I think we may have another language difficulty here that we should really clear up. Yes, algorithms are technically "mathematics" in the sense that they are ultimately a formalized process, but they don't seem (at first glance) to be quite like what many North Americans think of as "math."

The colloquial meaning of "math" in North America refers to a specific subset of mathematics that is taught up to high school and in a way that emphasizes doing lots of manual calculations on paper, often without a whole lot of explanation of the theory behind the calculations. I find when someone over here says that they "aren't good at math", usually what they really mean is, "I am not good at solving equations written with some Greek letters, by hand, in a classroom setting." Arguably, the colloquial meaning of "math" in English is now closer to "manual computation" than what mathematicians mean by "math!" In my experience, actual programming (in the sense of formalizing a process) doesn't involve a lot of the kind of thing we do in high school, which is why many programmers say that you don't have to be good at "math" (note quotation marks) in order to be a programmer. 

Those of us who have our undergrads in a field like computer science know that mathematics is a lot more expansive than that (remember, I said earlier in the thread that CS is really a branch of math), but to those of us who grew up in a North American school system, a lot of CS math doesn't really feel like the "math" we did in high school.
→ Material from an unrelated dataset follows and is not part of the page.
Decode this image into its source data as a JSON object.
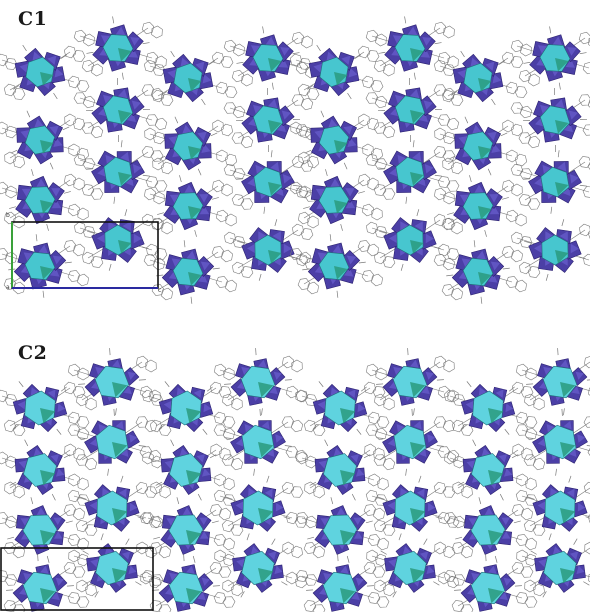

There is much more focus on proofs, understanding the concepts, and formalizing your thinking rather than memorizing equations and types of problems you can apply them to.

28 minutes ago, Fulcrum.013 said:

If you have to google it you can not uderstand intuitive a 3D space navigation.

When i publish my next demo, i will challenge you to get half near to its quality. It is pointless to argue.
You don't think in a way a computer thinks.
(My collisions are working greatly)
 

5 minutes ago, Oberon_Command said:

I find when someone over here says that they "aren't good at math", usually what they really mean is, "I am not good at solving equations written with some Greek letters, by hand, in a classroom setting."

Sorry, i hit enter here....

I wanted to say that in some very advanced and official technical papers, i have read like: "for those who can not read mathematical equations, here is the SAME algorithm in C".

sorry i hit ctrl something...

17 minutes ago, NikiTo said:

I wanted to say that in some very advanced and official technical papers, i have read like: "for those who can not read mathematical equations, here is the SAME algorithm in C".

This is a good point. It's perfectly possible to be decent at actual mathematics, but not particularly familiar with the notation that mathematicians use to express it. I had a lot of trouble when I was in my first couple of years of university that way. I could understand the concepts just fine, but I sometimes I felt as though I was drowning in the notation my instructors were using. I have been programming since I was 9 years old (before I even started learning algebra), so I "think in code" rather than in notation. As soon as I saw the same concepts implemented in a programming language I knew, I often suddenly "got" it.

In a school environment, one could easily mistake a trouble with notation for a trouble with mathematics.